Houston city health officials confirmed Thursday that a teenager became the first to die from the H1N1 virus — or swine flu — in Houston, Texas. At least five other people have died from the virus in Texas, including three middle-aged men.

The Centers for Disease Control and Prevention (CDC) has reported that the flu has broken out in several states but is especially widespread in Texas, Louisiana, Mississippi, and Alabama. It is reportedly the same strain that killed over 18,000 people worldwide in 2009.

“You don’t think it would happen to you, you know,” Ashley Wright, a resident of Euless, Texas, whose husband died on Dec. 5 of the swine flu, told CBS News. “We always worried about my son getting the flu shot. We’re never really worried about the two of us because you don’t really hear about any of this. You don’t think it will happen to you.” Wright’s husband, Dustin Wright, did not have a flu shot this year.

Other states have seen cases of swine flu this year as well, including Missouri, which reported a spike in cases in St. Louis.

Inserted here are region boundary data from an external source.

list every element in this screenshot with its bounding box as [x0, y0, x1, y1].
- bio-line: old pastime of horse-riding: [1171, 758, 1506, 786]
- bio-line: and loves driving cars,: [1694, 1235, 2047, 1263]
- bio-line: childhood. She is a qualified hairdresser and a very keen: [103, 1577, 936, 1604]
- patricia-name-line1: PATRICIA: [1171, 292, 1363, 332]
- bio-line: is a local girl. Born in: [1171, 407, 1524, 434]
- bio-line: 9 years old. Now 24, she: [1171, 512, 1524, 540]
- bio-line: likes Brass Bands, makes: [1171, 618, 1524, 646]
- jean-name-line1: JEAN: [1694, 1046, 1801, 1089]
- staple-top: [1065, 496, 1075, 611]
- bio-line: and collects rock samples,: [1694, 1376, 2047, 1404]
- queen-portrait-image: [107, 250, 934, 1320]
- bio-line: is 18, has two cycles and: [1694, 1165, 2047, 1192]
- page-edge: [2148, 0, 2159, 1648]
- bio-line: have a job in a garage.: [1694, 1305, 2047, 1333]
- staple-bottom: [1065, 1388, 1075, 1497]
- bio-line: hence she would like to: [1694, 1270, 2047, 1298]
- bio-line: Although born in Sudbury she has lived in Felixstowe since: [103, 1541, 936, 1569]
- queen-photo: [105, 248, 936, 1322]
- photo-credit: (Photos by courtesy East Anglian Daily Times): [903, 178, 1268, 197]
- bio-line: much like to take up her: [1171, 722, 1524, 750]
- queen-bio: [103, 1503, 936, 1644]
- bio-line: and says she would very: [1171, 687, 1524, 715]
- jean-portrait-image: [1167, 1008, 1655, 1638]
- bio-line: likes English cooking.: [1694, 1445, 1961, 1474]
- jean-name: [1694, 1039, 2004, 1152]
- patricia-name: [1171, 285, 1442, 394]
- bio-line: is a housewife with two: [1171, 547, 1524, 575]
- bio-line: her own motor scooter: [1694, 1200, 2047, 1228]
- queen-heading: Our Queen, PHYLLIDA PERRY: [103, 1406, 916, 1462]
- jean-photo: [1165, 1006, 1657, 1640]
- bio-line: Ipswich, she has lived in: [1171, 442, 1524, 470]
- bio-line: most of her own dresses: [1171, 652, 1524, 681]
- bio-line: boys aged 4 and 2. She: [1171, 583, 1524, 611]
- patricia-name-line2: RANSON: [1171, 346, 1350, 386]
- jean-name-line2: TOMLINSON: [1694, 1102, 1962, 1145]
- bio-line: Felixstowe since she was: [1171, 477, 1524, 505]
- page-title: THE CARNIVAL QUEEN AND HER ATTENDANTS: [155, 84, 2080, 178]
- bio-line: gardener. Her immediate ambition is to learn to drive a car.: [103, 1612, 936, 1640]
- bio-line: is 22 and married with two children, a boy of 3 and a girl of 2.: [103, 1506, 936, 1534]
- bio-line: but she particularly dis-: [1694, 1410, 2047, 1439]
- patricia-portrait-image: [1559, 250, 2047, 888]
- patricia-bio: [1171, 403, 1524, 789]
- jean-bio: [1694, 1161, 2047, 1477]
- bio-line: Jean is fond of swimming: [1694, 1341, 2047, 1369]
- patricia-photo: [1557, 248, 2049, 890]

Unlike the avian, or bird flu, swine flu was named after a virus transmitted between pigs. Humans don’t normally contract swine flu easily, but in 2009, H1N1 infected a large number of people worldwide, most likely originating from human contact with infected pigs. Typical symptoms include headache, cough, sore throat, fatigue, and fever. Like most influenzas, the swine flu is more likely to infect people with weaker immune systems.

According to the CDC, as of Dec. 21, there have been a total of 1,639 confirmed cases of influenza in the United States in 2013 — with widespread flu activity reported in 10 states including Alaska, Kansas, New York, Pennsylvania, and Wyoming.

Health officials in Texas and nationwide are urging people to get the flu vaccine, even if it isn’t 100 percent effective and does not cover all of the potential influenza strains out there. “When things are quiet, people tend to let their guard down,” Dr. Christopher Perkins, medical director for Dallas County Health and Human Services, told CBS News. “But when there are a lot of bells and whistles going on, a lot of flu cases, and people hospitalized, actually some succumbing to death, then that gets a lot of attention. And we get overwhelmed with people seeking out the vaccine.”